C’è un bimbo sordo da aiutare: il paese impara a parlare a gesti

Maccagno adotta la lingua dei segni: lezioni per tutti

Lingua dei segni

Lingua dei segni

Maccagno con Pino e Veddasca (Varese), 12 marzo 2017 - Un bimbo di sette anni non udente e una comunità motivata a non isolarlo. Così il Comune riconosce la lingua dei segni. E, fatto ancora più importante, il giovedì pomeriggio i compagni di scuola del piccolo andranno a scuola di Lis, la Lingua italiana dei segni. Presto inoltre le lezioni saranno aperte all’intera comunità. Succede a Maccagno, Varese. «Il nostro obiettivo – spiega il sindaco Fabio Passera – è coinvolgere il maggior numero di persone. Il traguardo è chiaro: il piccolo non deve sentirsi isolato e deve poter comunicare con coetanei ed adulti». La mozione che promette di far diventare Maccagno un modello per l’Italia è stata approvata venerdì in consiglio comunale. Ora la comunità della Valveddasca riconosce la Lis come lingua. Il Comune si impegna a rimuovere ogni ostacolo al suo utilizzo.

Costanza Guerri, la madre del bimbo, ha raccontato quel che ha vissuto all’assemblea comunale. «La mia esperienza come mamma di un bambino sordo mi ha fatto percorrere strade innumerevoli, conoscere persone a volte sbagliate; oppure, come qui a Maccagno con Pino e Veddasca, persone che mi hanno aiutata, hanno dimostrato solidarietà e volontà di accompagnare me e la mia famiglia in questo difficile ma non impossibile percorso, quello nel mondo della sordità in mezzo agli udenti.
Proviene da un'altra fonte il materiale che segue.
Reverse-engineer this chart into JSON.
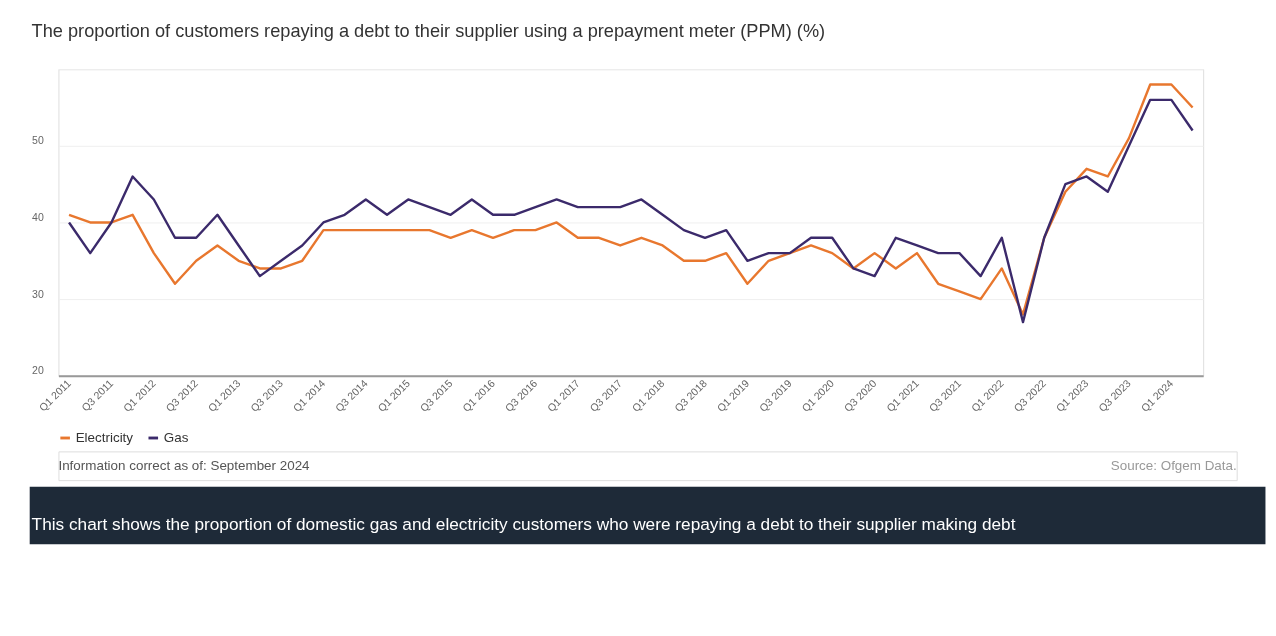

Per me la Lis è stata un’ancora di salvezza». E ancora: «Non essendomi avvicinata subito alla lingua dei segni, per cause indipendenti dalla mia volontà, ho fatto perdere anni importantissimi a mio figlio. Questo a causa della saccenza e la scarsa informazione di chi considera la sordità come una malattia da debellare come la peste, curabile solo chirurgicamente».

A Maccagno la differenza l’hanno fatta prima di tutto i bambini. «Il bimbo ha frequentato quattro anni d’asilo – spiega il sindaco – e subito è apparso chiaro che dovevamo intervenire, insieme alla famiglia, affinchè potesse comunicare con insegnanti e compagni». È stato affiancato all’asilo da un’interprete, una traduttrice che facesse da tramite tra le insegnanti, i compagni e il bambino. Poi sono stati i compagni d’asilo del piccolo a dare l’idea: «I bambini, spontaneamente, hanno iniziato a imparare qualche segno per comunicare con lui – spiega Passera – e alla fine ci sono riusciti creando un linguaggio magari non perfetto ma che funziona. Siamo noi adulti che vediamo in ogni cosa un problema insormontabile. I compagni non hanno visto un bimbo diverso, semplicemente un piccolo che comunicava in un modo tutto suo. E si sono adattati». Oggi il bimbo è in prima elementare, ha tre professionisti che lo seguono, nella sua classe c’è una lampadina che si accende allo squillare della campanella in modo cheanche lui possa seguire i ritmi dei compagni, che hanno imparato piccoli ma fondamentali accorgimenti per parlargli. Lui ha ritirato una pagella di «tutto rispetto – conclude Passera –, il segnale che apprende con profitto e che il sistema funziona».